Indeed, by last week's dramatic adjustments, call warrants and put warrants further increase the value of differentiation. Authoritative research report statistics that the premium rate from the point of view, warrants the level of the premium rate slightly increased from 3.31 percent last week, rose to 4.26%, put warrants, the average premium rate has increased sharply from 73.06% down to 77.82%, of which premium rate has dropped for most Qiaocheng HQC1, cloud-based CWB1 and Wu Liang YGC1, rise up for the potash JTP1, Wuhan Iron and Steel CWB1 and Sinochem CWB1. Premium is currently the highest rate of three warrants were Wuliang YGP1, CIMC ZYP1 and China Merchants Bank CMP1, the lowest premium for the Wu Liang YGC1, Qiao Cheng HQC1 and Steel and Vanadium GFC1.
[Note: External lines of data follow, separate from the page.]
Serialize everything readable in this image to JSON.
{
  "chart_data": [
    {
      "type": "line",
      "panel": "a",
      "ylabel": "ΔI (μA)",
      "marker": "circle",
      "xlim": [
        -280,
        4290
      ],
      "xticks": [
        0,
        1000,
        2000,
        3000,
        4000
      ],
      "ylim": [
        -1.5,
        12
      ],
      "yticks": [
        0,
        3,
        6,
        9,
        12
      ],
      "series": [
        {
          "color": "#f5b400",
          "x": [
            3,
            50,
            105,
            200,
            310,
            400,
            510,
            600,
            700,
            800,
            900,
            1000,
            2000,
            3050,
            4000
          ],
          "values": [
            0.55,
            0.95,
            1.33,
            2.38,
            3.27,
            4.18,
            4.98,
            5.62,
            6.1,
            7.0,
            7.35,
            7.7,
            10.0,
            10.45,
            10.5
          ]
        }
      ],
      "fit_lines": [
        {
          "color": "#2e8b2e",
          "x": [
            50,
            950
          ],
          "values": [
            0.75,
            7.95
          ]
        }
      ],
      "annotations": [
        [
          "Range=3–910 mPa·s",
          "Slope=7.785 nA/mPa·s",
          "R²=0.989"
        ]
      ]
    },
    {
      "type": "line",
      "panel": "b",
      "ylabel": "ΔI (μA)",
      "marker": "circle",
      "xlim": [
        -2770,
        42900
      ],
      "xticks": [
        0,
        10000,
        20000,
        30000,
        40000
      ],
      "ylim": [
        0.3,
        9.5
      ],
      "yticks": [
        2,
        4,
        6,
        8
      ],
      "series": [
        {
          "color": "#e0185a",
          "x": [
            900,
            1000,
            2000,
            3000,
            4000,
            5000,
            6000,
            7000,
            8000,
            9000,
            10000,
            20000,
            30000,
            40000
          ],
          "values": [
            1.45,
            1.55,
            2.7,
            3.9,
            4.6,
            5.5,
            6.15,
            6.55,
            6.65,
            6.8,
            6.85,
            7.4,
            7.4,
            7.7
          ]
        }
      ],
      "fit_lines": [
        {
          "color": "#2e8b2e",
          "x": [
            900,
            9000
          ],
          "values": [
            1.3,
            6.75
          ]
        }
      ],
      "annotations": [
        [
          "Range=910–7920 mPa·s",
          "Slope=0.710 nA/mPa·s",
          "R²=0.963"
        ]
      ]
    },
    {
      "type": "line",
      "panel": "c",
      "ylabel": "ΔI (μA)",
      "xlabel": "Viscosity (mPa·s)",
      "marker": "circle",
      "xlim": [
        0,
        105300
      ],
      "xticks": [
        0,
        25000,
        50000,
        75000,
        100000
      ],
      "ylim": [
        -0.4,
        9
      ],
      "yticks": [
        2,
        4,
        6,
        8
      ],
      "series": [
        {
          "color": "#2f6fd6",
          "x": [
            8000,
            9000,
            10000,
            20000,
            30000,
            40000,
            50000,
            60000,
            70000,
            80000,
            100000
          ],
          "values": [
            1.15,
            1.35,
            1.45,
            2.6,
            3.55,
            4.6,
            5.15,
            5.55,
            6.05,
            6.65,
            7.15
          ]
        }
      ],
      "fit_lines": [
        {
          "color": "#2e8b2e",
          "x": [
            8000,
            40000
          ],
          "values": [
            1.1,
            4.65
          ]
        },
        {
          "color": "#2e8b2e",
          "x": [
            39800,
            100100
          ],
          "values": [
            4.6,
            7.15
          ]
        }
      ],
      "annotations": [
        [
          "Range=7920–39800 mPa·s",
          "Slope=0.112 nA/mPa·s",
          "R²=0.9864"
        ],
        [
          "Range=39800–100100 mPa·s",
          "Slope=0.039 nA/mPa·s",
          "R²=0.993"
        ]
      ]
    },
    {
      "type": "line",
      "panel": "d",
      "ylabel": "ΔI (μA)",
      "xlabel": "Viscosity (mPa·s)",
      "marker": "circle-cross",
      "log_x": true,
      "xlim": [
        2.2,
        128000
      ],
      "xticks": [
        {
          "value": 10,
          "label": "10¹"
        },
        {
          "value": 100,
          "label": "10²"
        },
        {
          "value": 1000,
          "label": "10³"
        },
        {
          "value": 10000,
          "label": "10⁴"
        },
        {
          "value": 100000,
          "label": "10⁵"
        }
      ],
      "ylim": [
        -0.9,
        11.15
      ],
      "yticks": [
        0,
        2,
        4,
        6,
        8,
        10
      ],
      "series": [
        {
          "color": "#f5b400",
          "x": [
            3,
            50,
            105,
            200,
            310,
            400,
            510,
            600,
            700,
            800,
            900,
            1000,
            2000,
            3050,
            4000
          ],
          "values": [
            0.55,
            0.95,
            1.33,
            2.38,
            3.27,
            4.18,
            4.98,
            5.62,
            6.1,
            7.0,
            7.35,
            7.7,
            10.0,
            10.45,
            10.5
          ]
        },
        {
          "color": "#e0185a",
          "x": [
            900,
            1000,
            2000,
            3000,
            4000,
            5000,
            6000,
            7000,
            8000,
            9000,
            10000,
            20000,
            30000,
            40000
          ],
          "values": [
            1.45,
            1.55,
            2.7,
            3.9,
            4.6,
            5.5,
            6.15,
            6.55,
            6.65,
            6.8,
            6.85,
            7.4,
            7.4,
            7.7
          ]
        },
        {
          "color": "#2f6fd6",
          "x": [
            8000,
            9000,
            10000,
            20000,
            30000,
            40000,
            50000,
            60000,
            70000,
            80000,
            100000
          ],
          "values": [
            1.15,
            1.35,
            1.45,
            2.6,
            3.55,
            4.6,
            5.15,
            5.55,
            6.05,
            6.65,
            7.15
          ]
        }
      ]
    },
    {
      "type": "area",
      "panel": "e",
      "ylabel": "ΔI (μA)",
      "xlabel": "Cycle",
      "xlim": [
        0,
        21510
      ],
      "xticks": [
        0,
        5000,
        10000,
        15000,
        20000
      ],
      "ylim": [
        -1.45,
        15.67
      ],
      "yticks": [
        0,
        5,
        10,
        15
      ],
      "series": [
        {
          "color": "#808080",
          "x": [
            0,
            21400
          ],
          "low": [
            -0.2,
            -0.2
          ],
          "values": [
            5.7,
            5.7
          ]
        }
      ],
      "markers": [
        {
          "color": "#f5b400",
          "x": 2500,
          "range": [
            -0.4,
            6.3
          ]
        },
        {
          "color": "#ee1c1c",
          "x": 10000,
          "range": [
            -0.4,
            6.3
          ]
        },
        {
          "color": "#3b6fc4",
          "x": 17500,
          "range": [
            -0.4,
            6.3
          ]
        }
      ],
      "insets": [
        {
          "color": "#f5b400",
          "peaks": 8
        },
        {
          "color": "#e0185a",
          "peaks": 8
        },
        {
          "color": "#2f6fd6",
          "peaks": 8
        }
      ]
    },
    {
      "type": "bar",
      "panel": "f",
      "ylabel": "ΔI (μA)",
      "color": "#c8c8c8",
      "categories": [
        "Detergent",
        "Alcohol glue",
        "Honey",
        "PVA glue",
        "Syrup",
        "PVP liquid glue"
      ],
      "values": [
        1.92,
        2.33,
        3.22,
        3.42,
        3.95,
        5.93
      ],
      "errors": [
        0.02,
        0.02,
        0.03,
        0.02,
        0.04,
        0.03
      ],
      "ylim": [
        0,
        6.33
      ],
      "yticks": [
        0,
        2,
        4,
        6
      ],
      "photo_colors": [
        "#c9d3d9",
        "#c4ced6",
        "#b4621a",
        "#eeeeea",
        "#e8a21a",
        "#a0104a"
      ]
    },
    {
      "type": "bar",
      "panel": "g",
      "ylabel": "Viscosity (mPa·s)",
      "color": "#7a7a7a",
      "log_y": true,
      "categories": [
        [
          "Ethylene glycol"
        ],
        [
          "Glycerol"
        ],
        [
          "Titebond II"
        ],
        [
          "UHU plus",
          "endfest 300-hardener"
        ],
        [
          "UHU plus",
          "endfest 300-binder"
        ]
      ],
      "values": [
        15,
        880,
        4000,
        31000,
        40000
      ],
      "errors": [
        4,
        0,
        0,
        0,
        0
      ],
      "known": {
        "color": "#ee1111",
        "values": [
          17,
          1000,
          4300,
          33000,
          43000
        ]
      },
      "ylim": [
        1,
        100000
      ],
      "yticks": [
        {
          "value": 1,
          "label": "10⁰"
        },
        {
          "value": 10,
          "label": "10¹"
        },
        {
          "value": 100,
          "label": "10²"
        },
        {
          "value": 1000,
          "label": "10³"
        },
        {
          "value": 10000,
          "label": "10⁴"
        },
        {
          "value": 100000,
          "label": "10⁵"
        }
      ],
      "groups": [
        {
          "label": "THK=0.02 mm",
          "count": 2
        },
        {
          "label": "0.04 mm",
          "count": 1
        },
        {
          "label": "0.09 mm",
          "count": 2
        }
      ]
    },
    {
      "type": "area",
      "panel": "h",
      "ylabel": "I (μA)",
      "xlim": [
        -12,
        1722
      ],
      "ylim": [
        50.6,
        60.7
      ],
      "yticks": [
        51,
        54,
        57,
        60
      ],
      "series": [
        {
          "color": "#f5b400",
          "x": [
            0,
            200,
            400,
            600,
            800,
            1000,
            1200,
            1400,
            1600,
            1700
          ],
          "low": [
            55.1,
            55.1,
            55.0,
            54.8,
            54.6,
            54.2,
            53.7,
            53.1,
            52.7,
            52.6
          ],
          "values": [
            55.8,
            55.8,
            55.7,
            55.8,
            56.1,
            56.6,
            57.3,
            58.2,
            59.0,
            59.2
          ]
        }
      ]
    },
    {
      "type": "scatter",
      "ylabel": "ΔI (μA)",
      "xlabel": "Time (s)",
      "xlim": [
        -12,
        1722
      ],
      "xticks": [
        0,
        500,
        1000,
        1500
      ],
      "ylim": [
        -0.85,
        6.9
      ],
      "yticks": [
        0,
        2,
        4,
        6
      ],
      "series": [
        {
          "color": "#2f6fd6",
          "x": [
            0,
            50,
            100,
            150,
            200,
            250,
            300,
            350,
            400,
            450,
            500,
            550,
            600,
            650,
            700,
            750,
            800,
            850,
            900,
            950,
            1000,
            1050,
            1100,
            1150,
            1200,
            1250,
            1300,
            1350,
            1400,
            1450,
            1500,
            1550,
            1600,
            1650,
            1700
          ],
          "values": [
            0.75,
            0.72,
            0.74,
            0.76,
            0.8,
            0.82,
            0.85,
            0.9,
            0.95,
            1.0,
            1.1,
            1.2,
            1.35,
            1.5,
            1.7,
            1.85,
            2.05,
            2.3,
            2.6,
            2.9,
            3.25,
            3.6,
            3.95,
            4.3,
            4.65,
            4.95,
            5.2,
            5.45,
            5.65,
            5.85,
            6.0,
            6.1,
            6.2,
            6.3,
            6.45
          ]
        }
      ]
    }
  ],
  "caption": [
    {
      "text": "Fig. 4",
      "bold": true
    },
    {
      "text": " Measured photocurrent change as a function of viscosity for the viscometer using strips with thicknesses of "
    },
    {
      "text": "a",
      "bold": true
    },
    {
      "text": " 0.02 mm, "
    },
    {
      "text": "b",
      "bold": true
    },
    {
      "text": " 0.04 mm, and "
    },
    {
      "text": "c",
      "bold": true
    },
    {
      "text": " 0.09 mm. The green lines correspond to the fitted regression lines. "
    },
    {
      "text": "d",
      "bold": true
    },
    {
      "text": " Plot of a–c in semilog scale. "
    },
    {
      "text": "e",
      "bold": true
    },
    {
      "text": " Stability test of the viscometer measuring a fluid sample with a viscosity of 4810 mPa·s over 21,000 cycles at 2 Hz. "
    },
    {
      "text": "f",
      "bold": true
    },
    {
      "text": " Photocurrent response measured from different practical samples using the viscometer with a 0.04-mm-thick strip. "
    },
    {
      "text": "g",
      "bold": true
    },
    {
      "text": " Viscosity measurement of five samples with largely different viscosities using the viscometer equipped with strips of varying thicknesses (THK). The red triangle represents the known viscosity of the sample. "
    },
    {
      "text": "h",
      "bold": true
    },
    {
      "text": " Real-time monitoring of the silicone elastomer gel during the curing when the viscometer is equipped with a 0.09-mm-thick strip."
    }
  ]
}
We believe that as long as the broader market produce retaliatory rebound, may properly take an active interest warrants the corresponding high-quality blue chips. In addition, as put warrants led to the average premium rates rose further to 77.81 percent, prices outside the depth of further increase, reaching -333.6% surge in investment risk. For the entry "end round" of the potash, as well as the remaining shorter-term JTP1 Merchants Bank CMP1, suggest that in general investors to avoid its risks.